As July 1 draws closer, with Congress planning a holiday recess, a bipartisan group of senators say they’ve come up with a possible breakthrough -- a floating rate for Staffords, the 10-year Treasury borrowing rate plus 1.85 percent.

That proposal still has the deficit-reduction element that Reid opposes; it would pare the government’s red ink by $1 billion over 10 years, according to a statement from West Virginia Democrat Joe Manchin, Maine Independent Angus King, Oklahoma Republican Tom Coburn, North Carolina Republican Richard Burr and Tennessee Republican Lamar Alexander.

Inaction Predicted

Both Senator Tom Harkin, the Iowa Democrat who chairs the Senate Health, Education, Labor & Pensions Committee, and the panel’s top Republican, Alexander, predicted that the Senate would go home for a week-long July 4 break without acting.

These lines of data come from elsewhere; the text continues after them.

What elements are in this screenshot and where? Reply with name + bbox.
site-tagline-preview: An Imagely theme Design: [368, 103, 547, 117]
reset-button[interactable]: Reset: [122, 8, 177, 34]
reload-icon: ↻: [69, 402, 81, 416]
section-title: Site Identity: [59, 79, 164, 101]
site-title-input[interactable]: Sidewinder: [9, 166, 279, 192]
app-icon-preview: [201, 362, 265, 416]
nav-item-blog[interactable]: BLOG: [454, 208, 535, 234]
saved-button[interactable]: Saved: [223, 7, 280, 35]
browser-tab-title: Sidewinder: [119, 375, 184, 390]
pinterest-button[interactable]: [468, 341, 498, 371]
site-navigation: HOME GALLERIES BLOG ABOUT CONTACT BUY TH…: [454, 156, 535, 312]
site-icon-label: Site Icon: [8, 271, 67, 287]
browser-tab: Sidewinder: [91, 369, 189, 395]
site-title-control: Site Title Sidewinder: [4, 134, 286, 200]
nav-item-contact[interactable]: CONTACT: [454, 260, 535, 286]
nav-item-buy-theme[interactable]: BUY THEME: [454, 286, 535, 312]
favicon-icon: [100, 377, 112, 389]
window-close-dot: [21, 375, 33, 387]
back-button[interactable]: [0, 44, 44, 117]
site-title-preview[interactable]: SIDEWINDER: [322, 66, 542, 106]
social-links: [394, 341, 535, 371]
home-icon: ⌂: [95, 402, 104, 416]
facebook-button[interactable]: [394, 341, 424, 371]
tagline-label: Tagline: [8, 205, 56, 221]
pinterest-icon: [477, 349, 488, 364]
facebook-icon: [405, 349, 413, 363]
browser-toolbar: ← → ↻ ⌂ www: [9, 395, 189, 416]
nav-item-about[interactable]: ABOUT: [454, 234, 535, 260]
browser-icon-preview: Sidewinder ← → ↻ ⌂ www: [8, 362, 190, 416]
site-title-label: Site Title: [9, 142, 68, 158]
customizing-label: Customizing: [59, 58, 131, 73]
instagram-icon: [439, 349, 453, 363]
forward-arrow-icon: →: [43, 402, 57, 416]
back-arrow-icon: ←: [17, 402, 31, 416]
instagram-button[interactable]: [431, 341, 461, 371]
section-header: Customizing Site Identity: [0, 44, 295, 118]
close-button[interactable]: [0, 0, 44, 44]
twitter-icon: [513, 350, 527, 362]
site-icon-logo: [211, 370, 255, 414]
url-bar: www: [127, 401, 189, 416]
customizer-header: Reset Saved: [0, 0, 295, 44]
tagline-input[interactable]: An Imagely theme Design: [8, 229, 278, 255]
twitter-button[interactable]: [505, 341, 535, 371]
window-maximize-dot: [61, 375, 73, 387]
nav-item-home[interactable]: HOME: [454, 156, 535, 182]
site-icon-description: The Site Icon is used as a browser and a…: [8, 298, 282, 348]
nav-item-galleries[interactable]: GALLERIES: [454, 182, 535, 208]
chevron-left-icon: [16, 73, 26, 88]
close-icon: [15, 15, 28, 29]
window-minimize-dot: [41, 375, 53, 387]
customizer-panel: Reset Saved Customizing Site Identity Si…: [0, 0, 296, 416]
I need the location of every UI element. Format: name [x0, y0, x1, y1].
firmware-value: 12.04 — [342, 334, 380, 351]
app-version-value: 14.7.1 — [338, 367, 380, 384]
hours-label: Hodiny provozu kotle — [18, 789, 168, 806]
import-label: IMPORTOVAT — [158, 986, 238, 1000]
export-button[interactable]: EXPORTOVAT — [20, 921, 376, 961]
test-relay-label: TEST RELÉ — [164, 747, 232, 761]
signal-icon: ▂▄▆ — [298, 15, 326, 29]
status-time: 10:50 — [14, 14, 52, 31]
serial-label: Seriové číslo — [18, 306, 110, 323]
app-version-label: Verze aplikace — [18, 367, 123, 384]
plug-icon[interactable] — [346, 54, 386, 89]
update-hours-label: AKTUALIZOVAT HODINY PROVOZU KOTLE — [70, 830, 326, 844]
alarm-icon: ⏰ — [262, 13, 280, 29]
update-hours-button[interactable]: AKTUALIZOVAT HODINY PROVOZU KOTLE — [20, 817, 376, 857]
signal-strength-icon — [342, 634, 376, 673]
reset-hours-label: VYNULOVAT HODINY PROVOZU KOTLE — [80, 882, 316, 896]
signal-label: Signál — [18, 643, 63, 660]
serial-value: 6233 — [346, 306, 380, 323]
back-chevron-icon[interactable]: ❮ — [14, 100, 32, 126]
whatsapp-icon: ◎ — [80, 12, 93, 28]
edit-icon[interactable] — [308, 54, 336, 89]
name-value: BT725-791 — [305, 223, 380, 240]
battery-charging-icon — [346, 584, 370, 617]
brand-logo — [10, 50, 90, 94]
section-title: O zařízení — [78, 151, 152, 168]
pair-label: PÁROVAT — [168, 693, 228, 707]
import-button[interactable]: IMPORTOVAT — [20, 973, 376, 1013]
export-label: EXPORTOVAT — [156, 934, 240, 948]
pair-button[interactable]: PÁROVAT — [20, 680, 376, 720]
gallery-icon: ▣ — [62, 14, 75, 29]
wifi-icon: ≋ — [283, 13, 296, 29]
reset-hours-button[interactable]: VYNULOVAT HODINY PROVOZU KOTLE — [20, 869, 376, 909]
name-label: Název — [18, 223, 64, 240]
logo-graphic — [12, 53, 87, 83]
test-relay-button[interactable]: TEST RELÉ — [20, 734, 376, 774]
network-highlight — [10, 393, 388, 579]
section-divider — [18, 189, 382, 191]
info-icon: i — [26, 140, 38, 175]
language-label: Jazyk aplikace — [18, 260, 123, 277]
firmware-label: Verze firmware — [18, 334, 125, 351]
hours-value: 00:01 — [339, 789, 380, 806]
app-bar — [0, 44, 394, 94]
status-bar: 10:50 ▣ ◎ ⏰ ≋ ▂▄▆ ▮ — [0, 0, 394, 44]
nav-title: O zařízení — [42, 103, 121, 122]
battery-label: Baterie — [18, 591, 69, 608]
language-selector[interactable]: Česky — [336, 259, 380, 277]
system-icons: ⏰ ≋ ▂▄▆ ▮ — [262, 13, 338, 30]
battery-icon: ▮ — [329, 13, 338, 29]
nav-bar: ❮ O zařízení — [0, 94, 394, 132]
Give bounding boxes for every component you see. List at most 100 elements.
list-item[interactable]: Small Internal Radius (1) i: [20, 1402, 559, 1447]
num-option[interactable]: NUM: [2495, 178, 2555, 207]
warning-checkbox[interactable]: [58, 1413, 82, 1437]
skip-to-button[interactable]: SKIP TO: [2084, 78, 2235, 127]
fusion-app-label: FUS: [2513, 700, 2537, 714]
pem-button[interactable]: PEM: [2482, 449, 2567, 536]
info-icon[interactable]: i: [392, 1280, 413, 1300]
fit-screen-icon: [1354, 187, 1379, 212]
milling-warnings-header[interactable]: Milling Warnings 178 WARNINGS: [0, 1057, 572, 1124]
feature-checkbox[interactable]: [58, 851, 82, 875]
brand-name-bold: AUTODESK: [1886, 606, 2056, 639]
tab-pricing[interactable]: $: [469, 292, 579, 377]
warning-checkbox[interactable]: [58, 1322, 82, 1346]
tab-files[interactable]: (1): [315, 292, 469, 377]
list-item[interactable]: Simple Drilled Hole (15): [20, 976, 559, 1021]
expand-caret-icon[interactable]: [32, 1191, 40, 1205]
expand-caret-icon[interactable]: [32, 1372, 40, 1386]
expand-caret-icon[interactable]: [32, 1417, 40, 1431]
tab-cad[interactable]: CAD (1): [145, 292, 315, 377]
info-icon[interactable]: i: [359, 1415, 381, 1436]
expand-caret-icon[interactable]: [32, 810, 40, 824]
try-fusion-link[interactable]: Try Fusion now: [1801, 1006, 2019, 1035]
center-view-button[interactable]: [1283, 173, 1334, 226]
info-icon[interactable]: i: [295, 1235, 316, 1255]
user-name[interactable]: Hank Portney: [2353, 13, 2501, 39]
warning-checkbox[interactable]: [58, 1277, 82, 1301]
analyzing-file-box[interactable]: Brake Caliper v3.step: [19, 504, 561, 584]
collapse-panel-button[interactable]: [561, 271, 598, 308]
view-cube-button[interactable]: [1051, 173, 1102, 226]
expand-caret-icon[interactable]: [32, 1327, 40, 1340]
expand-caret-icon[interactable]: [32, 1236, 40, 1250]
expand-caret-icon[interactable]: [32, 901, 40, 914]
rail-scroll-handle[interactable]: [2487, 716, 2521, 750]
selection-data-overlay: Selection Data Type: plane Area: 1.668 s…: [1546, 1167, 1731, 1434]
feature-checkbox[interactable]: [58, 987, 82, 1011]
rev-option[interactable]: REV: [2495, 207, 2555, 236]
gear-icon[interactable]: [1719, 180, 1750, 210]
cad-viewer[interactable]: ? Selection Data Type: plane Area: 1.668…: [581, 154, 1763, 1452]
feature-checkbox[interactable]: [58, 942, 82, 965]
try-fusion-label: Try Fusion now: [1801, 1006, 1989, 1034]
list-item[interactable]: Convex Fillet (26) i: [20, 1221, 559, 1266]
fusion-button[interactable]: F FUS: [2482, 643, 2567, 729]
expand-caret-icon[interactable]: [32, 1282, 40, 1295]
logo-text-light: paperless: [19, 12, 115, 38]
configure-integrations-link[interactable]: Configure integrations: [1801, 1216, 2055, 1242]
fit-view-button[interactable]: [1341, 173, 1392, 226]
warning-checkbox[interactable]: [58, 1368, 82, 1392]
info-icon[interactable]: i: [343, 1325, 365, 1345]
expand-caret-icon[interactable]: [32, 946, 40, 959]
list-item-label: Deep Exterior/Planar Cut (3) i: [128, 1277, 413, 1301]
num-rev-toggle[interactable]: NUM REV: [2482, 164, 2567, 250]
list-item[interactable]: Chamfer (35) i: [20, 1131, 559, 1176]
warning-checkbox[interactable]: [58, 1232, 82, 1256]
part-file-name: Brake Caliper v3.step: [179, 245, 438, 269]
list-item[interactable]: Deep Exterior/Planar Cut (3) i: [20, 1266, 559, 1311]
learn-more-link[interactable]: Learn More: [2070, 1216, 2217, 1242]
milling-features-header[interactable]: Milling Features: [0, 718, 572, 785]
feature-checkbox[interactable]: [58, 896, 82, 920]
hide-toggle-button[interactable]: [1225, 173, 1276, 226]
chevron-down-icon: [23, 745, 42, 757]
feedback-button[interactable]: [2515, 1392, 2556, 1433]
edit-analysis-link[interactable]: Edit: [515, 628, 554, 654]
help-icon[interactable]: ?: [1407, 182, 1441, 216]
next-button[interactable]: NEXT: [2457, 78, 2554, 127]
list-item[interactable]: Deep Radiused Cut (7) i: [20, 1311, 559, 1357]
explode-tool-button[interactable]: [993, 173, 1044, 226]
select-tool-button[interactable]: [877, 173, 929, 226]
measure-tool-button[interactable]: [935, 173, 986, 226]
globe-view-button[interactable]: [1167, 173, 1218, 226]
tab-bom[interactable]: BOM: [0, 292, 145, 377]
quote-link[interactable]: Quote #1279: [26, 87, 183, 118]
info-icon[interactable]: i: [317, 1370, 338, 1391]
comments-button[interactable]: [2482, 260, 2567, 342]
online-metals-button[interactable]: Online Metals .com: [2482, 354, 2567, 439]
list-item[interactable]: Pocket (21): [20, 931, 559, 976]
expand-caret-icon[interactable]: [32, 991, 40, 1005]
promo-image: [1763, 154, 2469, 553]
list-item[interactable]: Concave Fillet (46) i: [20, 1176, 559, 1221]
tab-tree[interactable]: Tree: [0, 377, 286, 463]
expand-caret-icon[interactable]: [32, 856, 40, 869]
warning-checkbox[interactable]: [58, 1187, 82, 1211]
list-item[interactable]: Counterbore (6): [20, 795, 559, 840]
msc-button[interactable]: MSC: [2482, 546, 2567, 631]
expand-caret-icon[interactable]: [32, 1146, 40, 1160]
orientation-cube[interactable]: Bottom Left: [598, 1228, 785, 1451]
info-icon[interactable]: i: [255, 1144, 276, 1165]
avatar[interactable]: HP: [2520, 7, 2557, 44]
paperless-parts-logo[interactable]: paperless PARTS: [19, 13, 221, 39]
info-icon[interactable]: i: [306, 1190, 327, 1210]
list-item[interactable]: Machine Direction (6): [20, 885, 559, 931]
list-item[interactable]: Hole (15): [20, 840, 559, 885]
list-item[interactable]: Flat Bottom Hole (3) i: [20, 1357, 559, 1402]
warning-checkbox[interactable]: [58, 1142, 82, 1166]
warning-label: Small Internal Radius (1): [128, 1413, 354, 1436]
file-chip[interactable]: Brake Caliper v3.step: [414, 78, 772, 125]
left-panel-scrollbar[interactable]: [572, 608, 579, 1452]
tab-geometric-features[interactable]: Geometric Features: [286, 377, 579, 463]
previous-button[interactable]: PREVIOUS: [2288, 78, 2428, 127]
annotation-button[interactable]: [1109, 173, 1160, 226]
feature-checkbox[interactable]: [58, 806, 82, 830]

Alexander, a former U.S. education secretary, said that if lawmakers can reach a consensus this week, Congress can return July 8 and approve the change retroactively.

Neither party has been able to gain a political advantage over the other for inaction by Congress.

Unlike a year ago, “this issue has much less traction,” said political scientist Bruce Altschuler at the State University of New York at Oswego. “People don’t know who to blame. They know somebody is at fault. They are not sure who.”